H Charging Problem

Anonymous-0

Well-known Member
I have rewired my '51 H in accordance with Bob M's wiring diagram. I have a 6 volt positive ground system with a brand new 6V regulator. The genny is off of an early '50's Chevy. It is a 6V unit and has been checked out by a local genny shop and declared OK. I have a 3-position O-D-B light switch.

Here's my problem. When the tractor is running, I get no indication on the ammeter that the charging circuit is functioning.

I asked a local mechanic to backcheck my work and see if he could get the charging circuit to engage. After verifying that all was wired correctly, he installed a jumper wire from Terminal 3 on the back of the light switch to the GEN terminal on the VR. With the engine running, he then switched the lights on, and then immediately back off, and the ammeter instantly showed current. He said I should leave it wired that way and just run it. That solution does not seem correct, because when I run it the lights stay on even though they are switched off.

Can someone help me resolve this problem so that the charging circuit works without the jumper wire/lights on condition?

Thanks for the help.
 
A bad regulator ground will do that, as will a regulator with an improperly adjusted pull in voltage. Clean the ground first, then try a different voltage reg. Jim
 
Doug - that's an odd one! Suspect the problem is a mismatch between the voltage regulator and the generator.

Wiring the GEN terminal to #3 on the light switch is a kluge. The effect system on regulation is unpredictable as evidenced by constantly burning lights with the engine running.
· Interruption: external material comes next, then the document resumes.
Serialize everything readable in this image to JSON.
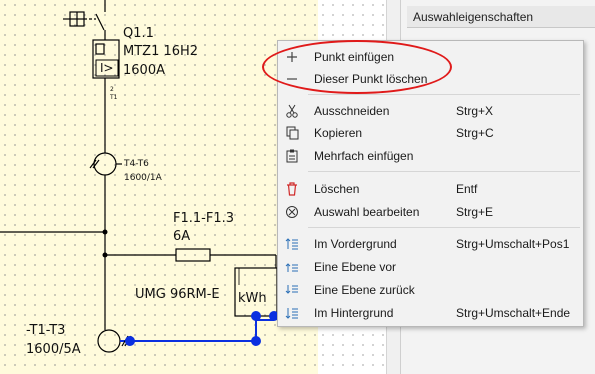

For the electrics to work right - also to not risk ruining the generator - you MUST use a regulator for the make & model Chevy your generator came from. A regulator for a stock H will not work!

Before you pursue further you need get a matching VR and generator(!)
 
Think Bob M has it.

IIRC the 50's Chevy used a TWO brush gen and a THREE unit reg. The stock H setup if it had a VR and not a cutout would have been a THREE brush gen and a TWO unit VR.

The Chevy gen would have been higher output than the stock H gen and would draw too much field current for the points in the stock H gen.

Don't ask how I know these things. BTDT.
 
Id guess the genny is compatible, heck its 6 volt and can work at EITHER Polarity so Im inclined to think its EITHER a VR (maybe mismatched) or like Jim the VR isnt well grounded.

Id wire it back correct (undo that jury rig),,,,,,,,,Polarize the genny just to be safe,,,,,,,,Then when running take a jumper and dead ground the gennys FLD post n see if she charges then??????????? If so but not otherwise (means the genny itself is fine), the VR is bad or its not well grounded, or its just incompatible with your genny.

VR's for later 2 brush gennys (like the Chevy) and older 3 brush (early H tractor) just arent quite the same and Im not comfy mixin n matchin those due to different field currents and voltage levels etc. The smaller 2 coil VR's (used on 2 or 3 brush gennys) had a cutout and maybe either a voltage or current regulator (or a combination) while the 3 coil VR's (more for 2 brush gennys) had a cutout, a voltage regulator and a current regulator.

Id agree with my friends you need the correct VR unless its just not grounded

SURELY?????? the VR is for a Class A and NOT a Ford Class B I tried that mix match once years ago before I knew better, it didnt work either lol

John T
 
One other thing, unless you use an extermely small pulley on the gen, that slow speeded H will not spin it fast enough to charge until you rev up the engine quite a bit.